At the Pokol castle

At the Pokol castle

We lived in Borsabanya for about eight months, and then we received the notification from Bucharest that we had to move on, they never asked us whether we wanted to or not. My husband Andras Gaspar, Andris, loved to get the works going. We moved to Borpatak, [today Valea Borcutului] ten kilometers from Nagybanya, and that was a beautiful village, as well. There was a gold-mine there. Andris was an engineer in the mine, he managed the works. We lived in the castle of the former owner of the mine, a Hungarian man called Pokol. (He flee abroad during the war, and never came back.) Allegedly on top of that building, up on the tower, there was a golden globe, made of massive gold. Nobody took that off. A relative of this Pokol once invited us to dinner [he related us these things]. Pokol was a very wealthy man, he owned the gold-mine, he built it, based on his own designs. He had a daughter called Rita, who had lung disease. Her profile was cut in the French doors of Mrs. Pokol's rooms. The left terrace of the house had glass walls all around for the girl to be able to sunbathe there because of here tuberculosis, and to have fresh air. They lived in witzerland.

There was an underground dwelling, and the apartments were upstairs. My family lived there, on the right, there were two large windows, giving onto the mountains. There were around ten families living in the castle. Each of them got one or two rooms, depending on the fact that the employee was alone or with the family. Everyone had a bathroom, kitchen, closet, everything they wanted. We liked it very much there. It was beautiful, a nice little apartment. If it was rearranged after Pokol went away, that is whether it was the same when he lived there, with this many kitchens, I don't know. In front of the castle it was a beautiful garden.

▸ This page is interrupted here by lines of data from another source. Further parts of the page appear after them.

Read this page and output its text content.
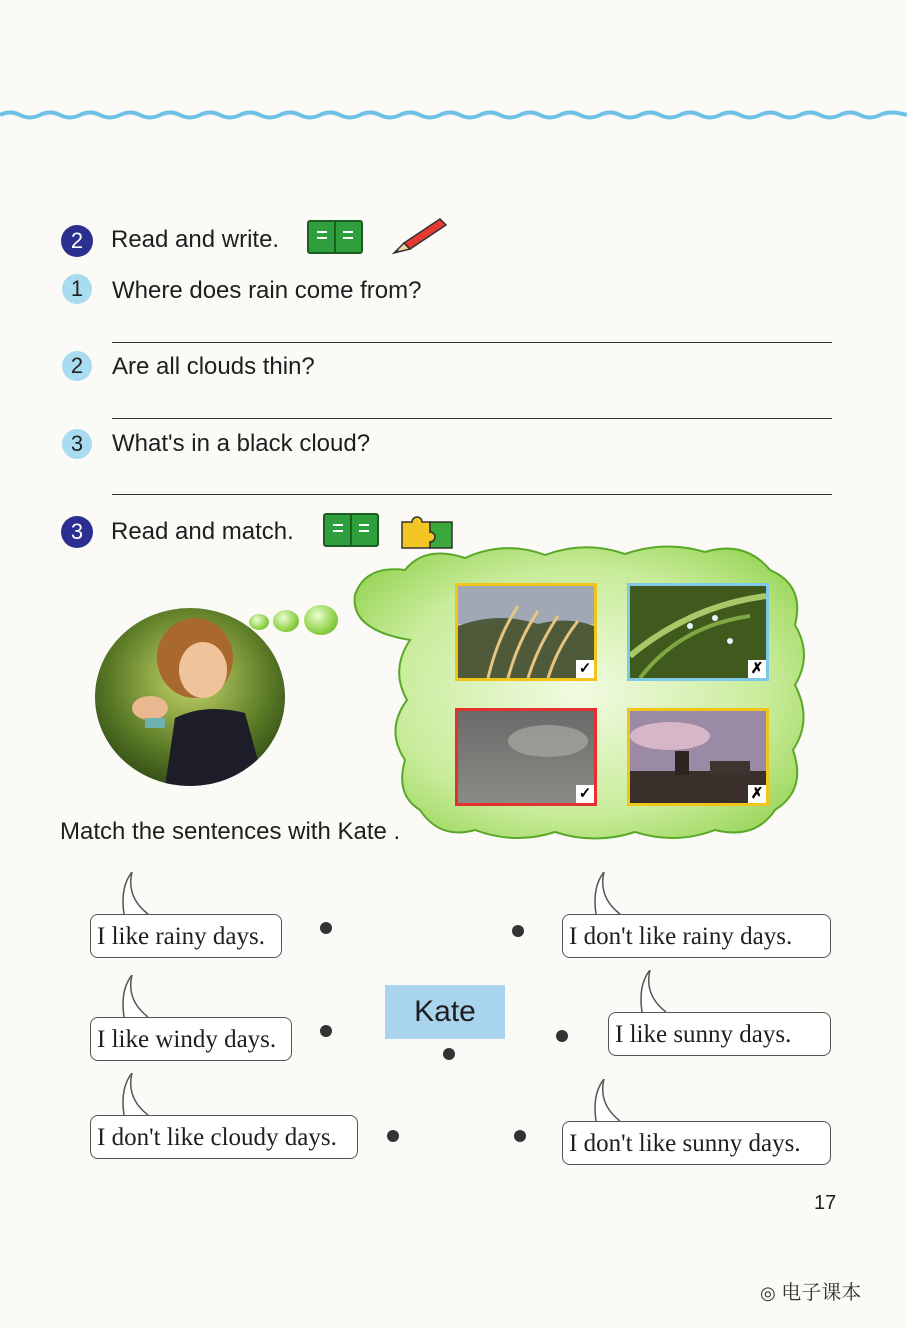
2	Read and write.
1	Where does rain come from?
2	Are all clouds thin?
3	What's in a black cloud?
3	Read and match.
✓	✗
✓	✗
Match the sentences with Kate .
I like rainy days.
I like windy days.
I don't like cloudy days.
I don't like rainy days.
I like sunny days.
I don't like sunny days.
Kate
17
◎ 电子课本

This picture was taken in 1951-1952, I know this because my daughter Veronika was this little bow-legged girl in the park. She is the one standing under the trees; she used to play in the park in front of the building. I used to take there the washbowl and she used to take a bath tere.

We didn't live there too much, only one winter and one spring. We stayed there less then a year, and my daughter got sick. So I had to go to Nagybanya , and there was no vehicle, except a cab, a drag Mr. Pokol used to travel around. The coachman was called Vasile, and it was the only means of going to Nagybanya. There was no coach service between Borpatak and Nagybanya, there was no railway there, either, and I thought if something happened to Vasile I wouldn't be able to go there. You never know what can happen to a small child, can you? It took us two hours to get to Nagybanya by carriage. The doctor [in Nagybanya] gave us the wrong medicine [for the treatment].

One time Andris came home, and told me: 'What do you think: should I enter the university in Kolozsvar?' I said yes. He graduated with the highest grades. When my sister-in-law heard about this: 'What?! He has a good pay! Why does he need a university degree? He has a decent job without university. You'll be so poor as a church mouse. It's expensive.' I told her: 'I will be the poor one, and Andris, not you.' He signed up for the correspondence courses of the mining faculty. But he received a notification from the center in Bucharest that stated that mining could not be studied through correspondence anymore, and he had to choose something else, and they were willing to enter him to any other department, he wouldn't have to take the admittance exams one more time. So now there was that big question mark, what faculty should he enter? I didn't interfere in his option, he decided to enter the department of mechanical engineering, and he was transferred to Bucharest. He went to Bucharest, signed up and came back. Well, Bucharest was very far away from Nagybanya.

And what happened then? Some people came from Bucharest, from the Ministry, to check how things were going, and they had lunch at our place, because there was no restaurant there. One of them asked us how is is life there, and I told them I would go in my knees anywhere we could have medical assistance, because of the child. 'Where do you want to go?' I don't care, but anywhere we could find medical assistance. [One of them] promised me he would arrange for us to be transferred. I didn't really believed him, but in the end he did, and not just anywhere, to Gyulafehervar. So we ended up in Gyulafehervar. We stayed there for six years, until Andris graduated from university. We had no holidays, Andris had no vacation for six years, because he took his holiday during the examination period, because back then there was no vacation for studies. Anyway, those were hard times. But the professors were very nice. He sent them the works and they sent them back to him corrected. And he had to take the exams once a year. If he had to retake any exams in the fall, he had to take them once again.